In 641 and 651 Arab armies from Egypt invaded Nubia but were repulsed. Christian Nubia was one of the few countries who successfully resisted Muslim conquest in the first Muslim century. A rare treaty known as the baqt was signed creating a relative peace between the two sides that lasted until the 13th century. The baqt lasted nearly 700 years and may be the longest lasting treaty in history.
The Christian kingdom of Makuria expanded. The period from roughly 750 to 1150 saw the kingdom stable and prosperous, in what has been called the “Golden Age”. The king of Makuria became the defender of the Coptic patriarch of Alexandria, occasionally intervening militarily to protect him.

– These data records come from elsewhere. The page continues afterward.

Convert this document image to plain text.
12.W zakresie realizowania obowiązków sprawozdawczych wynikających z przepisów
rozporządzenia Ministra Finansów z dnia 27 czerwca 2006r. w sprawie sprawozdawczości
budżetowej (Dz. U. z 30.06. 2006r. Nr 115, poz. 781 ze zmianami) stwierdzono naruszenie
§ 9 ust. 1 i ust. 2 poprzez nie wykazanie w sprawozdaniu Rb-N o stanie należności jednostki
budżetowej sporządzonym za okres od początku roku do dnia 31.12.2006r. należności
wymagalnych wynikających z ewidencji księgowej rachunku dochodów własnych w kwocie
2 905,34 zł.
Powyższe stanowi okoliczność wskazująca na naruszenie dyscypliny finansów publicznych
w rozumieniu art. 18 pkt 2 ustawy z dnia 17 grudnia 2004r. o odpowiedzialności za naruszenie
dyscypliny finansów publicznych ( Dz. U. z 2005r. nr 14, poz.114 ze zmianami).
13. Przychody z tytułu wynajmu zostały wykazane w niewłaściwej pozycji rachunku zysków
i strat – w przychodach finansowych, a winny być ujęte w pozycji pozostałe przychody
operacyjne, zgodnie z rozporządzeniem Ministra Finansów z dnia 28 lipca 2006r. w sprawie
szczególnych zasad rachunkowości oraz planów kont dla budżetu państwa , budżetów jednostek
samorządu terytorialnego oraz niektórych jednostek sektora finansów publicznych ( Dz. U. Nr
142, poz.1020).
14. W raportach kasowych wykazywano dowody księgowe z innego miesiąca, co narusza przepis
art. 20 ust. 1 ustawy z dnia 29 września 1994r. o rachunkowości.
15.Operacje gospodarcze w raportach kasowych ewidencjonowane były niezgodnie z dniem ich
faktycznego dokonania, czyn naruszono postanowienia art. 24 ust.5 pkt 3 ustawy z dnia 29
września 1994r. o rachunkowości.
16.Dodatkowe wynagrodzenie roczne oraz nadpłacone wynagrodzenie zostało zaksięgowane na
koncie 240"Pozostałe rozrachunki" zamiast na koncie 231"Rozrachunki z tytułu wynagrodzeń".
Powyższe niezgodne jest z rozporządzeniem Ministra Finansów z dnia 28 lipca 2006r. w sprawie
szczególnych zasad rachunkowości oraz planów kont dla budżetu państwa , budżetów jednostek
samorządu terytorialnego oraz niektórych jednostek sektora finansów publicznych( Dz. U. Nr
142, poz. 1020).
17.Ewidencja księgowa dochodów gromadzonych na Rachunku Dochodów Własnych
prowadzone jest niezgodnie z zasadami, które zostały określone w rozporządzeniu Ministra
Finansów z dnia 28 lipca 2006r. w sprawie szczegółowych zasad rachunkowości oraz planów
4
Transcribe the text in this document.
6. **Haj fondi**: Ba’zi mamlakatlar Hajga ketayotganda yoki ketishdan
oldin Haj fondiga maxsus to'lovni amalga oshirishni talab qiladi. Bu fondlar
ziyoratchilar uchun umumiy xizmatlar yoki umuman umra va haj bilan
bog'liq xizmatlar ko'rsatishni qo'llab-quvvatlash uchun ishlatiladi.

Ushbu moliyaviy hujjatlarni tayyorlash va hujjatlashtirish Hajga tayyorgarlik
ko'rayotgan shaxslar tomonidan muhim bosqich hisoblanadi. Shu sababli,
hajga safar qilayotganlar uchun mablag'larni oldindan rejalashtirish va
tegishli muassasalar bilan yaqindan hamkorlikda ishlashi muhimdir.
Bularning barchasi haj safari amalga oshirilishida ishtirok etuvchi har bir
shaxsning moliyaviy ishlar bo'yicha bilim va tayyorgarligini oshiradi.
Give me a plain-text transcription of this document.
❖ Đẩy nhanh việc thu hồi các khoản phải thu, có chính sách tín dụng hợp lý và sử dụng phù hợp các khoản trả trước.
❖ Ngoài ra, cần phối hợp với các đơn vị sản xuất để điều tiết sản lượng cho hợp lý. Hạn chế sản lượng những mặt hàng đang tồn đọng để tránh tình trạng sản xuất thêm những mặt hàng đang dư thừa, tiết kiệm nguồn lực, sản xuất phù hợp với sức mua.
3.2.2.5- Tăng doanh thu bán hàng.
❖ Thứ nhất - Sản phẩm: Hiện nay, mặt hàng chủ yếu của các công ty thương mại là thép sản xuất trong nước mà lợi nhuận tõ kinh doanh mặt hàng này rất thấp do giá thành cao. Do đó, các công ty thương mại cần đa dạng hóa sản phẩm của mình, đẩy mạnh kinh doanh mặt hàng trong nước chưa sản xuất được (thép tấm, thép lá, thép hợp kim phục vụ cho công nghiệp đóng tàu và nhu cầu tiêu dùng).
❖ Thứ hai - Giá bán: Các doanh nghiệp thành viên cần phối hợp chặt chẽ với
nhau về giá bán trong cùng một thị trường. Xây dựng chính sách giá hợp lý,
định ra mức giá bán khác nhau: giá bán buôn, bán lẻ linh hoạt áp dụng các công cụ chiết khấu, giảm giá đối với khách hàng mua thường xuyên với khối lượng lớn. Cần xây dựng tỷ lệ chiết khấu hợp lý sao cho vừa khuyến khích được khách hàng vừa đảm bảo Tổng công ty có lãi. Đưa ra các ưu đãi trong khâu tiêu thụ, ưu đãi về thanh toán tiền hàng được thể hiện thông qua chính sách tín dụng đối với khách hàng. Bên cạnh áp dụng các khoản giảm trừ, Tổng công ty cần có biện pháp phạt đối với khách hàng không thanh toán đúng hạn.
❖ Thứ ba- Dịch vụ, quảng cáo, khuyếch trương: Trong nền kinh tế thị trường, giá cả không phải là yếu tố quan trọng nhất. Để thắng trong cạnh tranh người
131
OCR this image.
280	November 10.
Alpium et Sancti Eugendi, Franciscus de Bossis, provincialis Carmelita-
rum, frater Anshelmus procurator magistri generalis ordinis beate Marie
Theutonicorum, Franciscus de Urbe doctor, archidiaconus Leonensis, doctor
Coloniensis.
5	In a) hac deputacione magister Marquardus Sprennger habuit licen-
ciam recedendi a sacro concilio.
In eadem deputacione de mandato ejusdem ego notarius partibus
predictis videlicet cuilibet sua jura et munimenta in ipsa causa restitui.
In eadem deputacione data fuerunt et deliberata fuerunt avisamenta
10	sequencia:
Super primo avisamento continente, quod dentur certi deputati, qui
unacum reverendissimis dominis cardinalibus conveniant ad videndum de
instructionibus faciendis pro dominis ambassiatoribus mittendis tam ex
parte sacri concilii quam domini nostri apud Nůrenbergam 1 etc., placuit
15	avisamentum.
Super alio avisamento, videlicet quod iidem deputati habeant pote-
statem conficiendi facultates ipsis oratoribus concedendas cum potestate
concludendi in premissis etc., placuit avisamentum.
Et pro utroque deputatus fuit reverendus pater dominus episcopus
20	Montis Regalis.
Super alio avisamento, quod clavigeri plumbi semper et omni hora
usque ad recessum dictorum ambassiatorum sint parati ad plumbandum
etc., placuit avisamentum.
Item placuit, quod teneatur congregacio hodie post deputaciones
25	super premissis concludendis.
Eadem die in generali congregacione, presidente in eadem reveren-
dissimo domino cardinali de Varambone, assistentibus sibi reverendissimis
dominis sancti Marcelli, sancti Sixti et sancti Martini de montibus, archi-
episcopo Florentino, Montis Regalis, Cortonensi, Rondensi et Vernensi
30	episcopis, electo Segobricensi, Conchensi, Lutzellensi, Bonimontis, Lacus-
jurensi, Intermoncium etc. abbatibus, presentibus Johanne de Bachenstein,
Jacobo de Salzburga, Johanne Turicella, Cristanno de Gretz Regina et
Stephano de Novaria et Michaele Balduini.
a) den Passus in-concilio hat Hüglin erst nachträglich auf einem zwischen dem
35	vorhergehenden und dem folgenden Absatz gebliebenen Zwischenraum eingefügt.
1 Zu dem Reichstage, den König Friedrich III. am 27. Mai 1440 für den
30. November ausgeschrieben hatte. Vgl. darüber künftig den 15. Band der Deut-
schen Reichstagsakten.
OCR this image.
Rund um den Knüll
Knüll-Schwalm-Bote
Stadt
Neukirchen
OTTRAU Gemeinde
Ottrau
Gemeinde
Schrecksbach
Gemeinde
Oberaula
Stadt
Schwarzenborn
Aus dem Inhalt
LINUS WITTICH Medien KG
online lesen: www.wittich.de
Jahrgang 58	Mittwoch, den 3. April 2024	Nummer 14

Exquisite frescoes from that era survived. Many, like this stunning image of St. Anna now in a Warsaw museum, were removed before the Cathedral of Faras was drowned by the building of Aswan Dam in the 60’s.
Increased aggression from Egypt, and internal discord led to the Makuria collapse in the 14th century. The 15th and 16th centuries saw Christian Nubia become overwhelmingly Muslim. By 1910, the number of Christians in the Sudan was so small that it registered as a percentage of 0.0%.
Then the tide began to turn in a surprising place: southern Sudan.
From 1898, the United Kingdom and Egypt administered all of present day Sudan as the Anglo-Egyptian Sudan, but northern and southern Sudan were administered as separate provinces. In the very early 1920s, the British passed the Closed Districts Ordinances which stipulated that passports were required for travel between the two zones, and permits were required to conduct business from one zone into the other, and totally separate administrations prevailed. People in the northern zone spoke different languages than those in the southern zone.
The British discouraged Islam in the south and opened the area to Christian missionaries. But the real growth began after the British left and Sudan became independent in 1956. In 2010, 16.5% of Sudanese as a whole and 50 – 70% of people in southern Sudan are Christians. In a century, Sudanese Christians grew at an average rate of over 8% per year, from 2,600 to 6.8 million. (Numbers and graph below from the Atlas of Global Christianity.)
Last year (2010), the Christian community grew by 154,500 and 30% of these new Christians were converts. Most are either evangelical Anglicans or Catholics. Today, Sudan has become the second most Christian nation in north Africa. If the people of southern Sudan vote for independence as expected, their nation will become the only majority Christian nation in north Africa.
John Allen had an interesting side note in today's article (which refers to recent attacks on Coptic Christians in Egypt):
In response to the recent outbreak of violence, the BBC has reported that some Coptic Christians living in diaspora have floated the idea of an independent Coptic state in Egypt, similar to the anticipated autonomous state of southern Sudan.